With this continent between us, I come to assume that
I have already told you everything. That a fault is only fault
as far as you consider emergence to be a product of displacement

and not desire. When knowledge surfaces like a field in ruins, as if
the ground had unburied itself to its grey underbelly. Not a rend
but a yawn of rubble and roughage, lifeless but not dead, never

having been alive, never having tasted ocean. Bearing
away from the paleoshores at the rim of fault. Hornblende,
biotite. Bloody canyon. Passing names for substance underfoot.

When you ask me if our uncle ever hurt me. I can hear your mouth
twist unbidden on the phone. At the edge, fault. A scale that cannot
be understood. I recite the names of our gods. Of this mythology.
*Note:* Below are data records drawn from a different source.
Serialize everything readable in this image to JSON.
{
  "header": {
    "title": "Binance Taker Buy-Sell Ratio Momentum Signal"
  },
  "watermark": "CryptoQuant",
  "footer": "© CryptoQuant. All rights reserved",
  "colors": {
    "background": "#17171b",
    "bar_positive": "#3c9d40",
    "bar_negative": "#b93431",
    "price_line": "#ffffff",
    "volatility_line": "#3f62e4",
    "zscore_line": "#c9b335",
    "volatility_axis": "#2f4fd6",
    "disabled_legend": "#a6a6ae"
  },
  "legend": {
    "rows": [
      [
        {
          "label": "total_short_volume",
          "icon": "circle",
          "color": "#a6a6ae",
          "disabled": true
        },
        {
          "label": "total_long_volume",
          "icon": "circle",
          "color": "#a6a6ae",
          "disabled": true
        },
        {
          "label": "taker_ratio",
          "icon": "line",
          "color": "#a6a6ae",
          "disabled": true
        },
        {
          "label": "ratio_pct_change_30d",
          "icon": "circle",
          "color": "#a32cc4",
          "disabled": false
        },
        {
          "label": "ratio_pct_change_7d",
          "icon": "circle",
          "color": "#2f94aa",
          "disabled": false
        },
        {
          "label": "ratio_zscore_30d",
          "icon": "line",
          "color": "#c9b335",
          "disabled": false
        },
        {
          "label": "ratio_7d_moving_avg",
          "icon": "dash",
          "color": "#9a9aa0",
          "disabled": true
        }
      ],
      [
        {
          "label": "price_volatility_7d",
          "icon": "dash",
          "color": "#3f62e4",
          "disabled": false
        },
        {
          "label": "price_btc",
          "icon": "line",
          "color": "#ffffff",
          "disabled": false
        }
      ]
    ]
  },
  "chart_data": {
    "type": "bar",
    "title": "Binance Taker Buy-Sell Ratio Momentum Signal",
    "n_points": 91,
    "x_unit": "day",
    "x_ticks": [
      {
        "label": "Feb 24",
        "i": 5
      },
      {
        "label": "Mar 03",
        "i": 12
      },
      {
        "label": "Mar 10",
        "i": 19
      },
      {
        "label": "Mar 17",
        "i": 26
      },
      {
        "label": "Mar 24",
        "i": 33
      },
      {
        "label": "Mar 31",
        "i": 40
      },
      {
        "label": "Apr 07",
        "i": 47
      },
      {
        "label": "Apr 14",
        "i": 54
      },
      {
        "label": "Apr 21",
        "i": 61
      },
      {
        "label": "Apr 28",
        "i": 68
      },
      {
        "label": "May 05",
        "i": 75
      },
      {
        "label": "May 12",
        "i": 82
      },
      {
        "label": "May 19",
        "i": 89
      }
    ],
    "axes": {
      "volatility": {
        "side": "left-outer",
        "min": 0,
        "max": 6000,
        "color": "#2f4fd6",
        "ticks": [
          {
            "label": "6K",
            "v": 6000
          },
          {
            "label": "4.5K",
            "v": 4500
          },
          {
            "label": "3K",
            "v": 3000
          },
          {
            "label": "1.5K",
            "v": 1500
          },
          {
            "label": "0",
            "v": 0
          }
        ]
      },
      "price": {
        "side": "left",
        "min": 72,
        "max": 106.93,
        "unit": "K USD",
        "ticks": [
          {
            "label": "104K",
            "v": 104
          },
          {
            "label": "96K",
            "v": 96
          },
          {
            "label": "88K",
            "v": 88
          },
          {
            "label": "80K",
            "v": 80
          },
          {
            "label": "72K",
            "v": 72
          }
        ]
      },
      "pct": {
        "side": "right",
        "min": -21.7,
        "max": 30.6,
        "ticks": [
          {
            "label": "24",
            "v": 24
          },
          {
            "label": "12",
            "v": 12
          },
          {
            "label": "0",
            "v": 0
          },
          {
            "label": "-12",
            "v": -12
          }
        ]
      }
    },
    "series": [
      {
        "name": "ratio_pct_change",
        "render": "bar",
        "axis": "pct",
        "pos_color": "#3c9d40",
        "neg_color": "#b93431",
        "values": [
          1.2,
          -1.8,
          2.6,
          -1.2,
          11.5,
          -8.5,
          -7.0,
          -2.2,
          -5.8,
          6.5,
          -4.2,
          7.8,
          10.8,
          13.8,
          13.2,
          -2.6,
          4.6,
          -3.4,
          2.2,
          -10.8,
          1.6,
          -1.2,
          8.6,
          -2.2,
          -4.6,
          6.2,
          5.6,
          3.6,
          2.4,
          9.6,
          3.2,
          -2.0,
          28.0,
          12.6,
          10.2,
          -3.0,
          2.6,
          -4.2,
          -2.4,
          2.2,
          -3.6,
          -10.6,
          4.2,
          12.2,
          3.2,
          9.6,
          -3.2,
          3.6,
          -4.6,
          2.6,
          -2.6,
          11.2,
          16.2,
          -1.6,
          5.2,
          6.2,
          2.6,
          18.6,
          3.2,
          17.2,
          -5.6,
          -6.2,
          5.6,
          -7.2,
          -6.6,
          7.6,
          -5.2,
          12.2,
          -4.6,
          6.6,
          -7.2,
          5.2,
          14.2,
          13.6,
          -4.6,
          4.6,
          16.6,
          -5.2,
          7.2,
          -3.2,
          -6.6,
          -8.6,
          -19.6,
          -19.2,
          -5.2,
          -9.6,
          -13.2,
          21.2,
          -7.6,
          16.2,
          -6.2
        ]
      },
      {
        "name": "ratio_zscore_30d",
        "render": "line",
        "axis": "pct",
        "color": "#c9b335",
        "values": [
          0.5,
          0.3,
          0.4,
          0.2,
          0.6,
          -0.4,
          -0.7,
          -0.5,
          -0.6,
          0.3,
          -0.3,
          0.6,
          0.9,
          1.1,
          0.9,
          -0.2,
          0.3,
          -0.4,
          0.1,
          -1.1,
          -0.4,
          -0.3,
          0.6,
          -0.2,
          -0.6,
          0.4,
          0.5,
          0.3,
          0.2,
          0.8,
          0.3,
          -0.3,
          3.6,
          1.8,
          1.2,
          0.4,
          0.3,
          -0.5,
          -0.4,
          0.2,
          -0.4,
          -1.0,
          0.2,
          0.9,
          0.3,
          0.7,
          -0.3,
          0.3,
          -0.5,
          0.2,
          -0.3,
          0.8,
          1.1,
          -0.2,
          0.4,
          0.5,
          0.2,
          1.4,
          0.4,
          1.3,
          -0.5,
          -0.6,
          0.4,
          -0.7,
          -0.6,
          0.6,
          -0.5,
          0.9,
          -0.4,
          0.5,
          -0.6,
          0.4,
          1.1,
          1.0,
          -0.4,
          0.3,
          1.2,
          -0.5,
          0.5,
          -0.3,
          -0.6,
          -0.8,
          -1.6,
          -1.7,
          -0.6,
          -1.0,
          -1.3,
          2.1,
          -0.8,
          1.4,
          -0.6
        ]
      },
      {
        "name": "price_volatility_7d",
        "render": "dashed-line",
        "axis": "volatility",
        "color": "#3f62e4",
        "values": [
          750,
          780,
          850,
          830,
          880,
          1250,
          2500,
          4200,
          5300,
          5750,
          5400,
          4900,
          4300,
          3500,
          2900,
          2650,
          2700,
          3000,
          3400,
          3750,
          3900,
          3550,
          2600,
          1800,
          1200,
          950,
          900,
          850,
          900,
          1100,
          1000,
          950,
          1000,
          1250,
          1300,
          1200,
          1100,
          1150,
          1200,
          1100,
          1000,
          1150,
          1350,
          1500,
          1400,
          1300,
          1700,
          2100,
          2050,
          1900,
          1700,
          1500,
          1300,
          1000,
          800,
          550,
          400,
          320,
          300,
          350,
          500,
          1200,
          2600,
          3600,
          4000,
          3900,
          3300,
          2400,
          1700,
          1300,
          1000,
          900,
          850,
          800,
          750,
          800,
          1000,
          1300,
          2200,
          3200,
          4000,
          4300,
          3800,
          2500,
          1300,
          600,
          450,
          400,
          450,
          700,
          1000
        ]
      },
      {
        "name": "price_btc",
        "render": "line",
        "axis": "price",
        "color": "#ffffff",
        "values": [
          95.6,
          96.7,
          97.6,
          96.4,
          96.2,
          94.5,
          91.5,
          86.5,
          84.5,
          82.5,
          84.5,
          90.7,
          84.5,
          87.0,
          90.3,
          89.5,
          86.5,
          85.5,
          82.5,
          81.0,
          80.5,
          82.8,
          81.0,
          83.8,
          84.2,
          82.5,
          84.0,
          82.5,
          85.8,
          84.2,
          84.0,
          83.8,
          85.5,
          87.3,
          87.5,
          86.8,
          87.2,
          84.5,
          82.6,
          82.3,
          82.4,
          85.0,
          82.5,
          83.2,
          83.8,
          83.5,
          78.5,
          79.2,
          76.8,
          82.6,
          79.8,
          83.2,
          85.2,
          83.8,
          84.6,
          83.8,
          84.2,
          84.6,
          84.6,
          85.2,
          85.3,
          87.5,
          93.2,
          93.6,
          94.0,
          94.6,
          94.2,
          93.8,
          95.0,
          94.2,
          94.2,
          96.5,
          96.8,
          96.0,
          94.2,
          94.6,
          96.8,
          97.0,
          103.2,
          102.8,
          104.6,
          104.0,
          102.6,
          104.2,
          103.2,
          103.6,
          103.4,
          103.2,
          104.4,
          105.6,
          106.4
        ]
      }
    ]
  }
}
The fault is deafening. What bleeds. What decays. What it is to be
as honest as I can. To weather your questions. To be searched,
to be sought out. To become evidence. The saprolite open

like an onion, sloughing its petals through
my life and yours, and yours, and yours.



Eloise Schultz

Eloise Schultz teaches and studies rocks in Oregon. Her work can be found in Terrain.org and A Clean, Well-Lighted Place. As the 2019 Eliot Fellow at the Mount Desert Island Historical Society, she writes about history, collections, and containers. She is an MFA candidate at Oregon State University.